Quelques heures plus tard, Monsieur Rémy Heitz, procureur général près la Cour de cassation, déclarait à son tour qu’« il faut aujourd’hui vraiment travailler sur l’imprescriptibilité des crimes de sang ». Ces prises de position convergentes témoignent, me semble-t-il, d’une prise de conscience institutionnelle majeure quant aux limites du dispositif actuel.
C’est dans ce contexte que je me permets de vous adresser mon ouvrage consacré au double meurtre des fiancés de Fontainebleau, survenu en novembre 1988. En ma qualité de journaliste, rédacteur en chef honoraire du Républicain de l’Essonne et du Val-de-Marne, je n’ai cessé de travailler depuis près de 40 ans sur ce dossier demeuré non élucidé, aujourd’hui frappé par la prescription, alors même que de nombreux éléments continuent d’interroger.
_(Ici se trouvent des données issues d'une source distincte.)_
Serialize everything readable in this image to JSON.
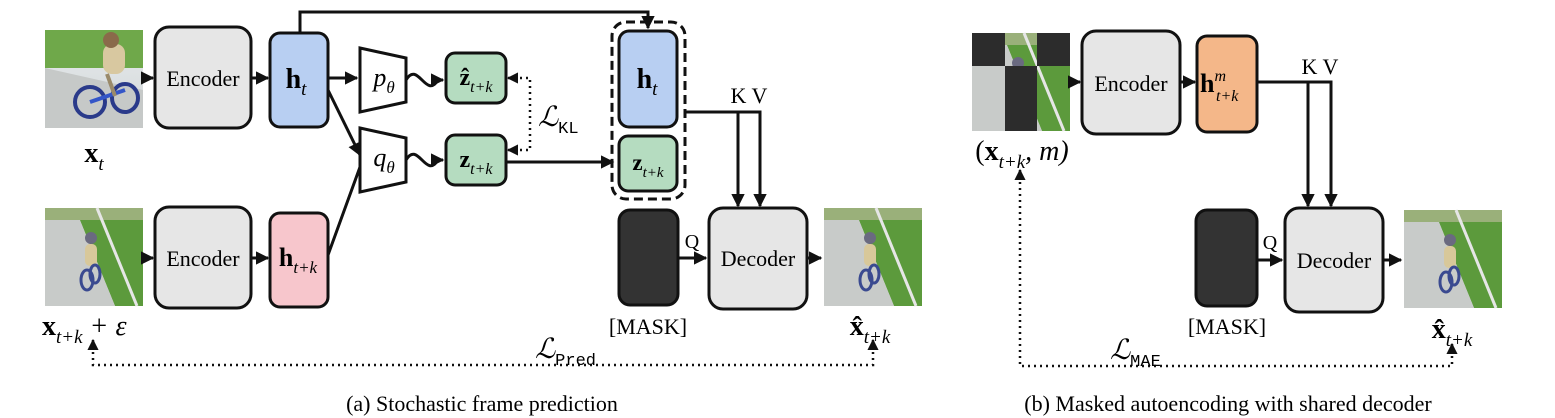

À la vérité, cette situation pose une question fondamentale de justice et de vérité, tant pour les familles des victimes que pour la société tout entière. L’écoulement du temps ne saurait, à lui seul, éteindre l’exigence de responsabilité lorsqu’il s’agit des crimes les plus graves, d’autant plus que les outils contemporains offrent désormais des perspectives nouvelles susceptibles de faire émerger la vérité judiciaire.
Christian Porte
Rédacteur en chef
Le Républicain Essonne
Convaincu que cette réflexion mérite d’être poursuivie au plus haut niveau de l’État, je souhaitais humblement porter à votre connaissance ce travail d’enquête, dans l’espoir qu’il puisse nourrir votre réflexion sur l’évolution nécessaire de notre droit.
Je vous prie d’agréer, Monsieur le Garde des Sceaux, l’expression de ma très haute considération.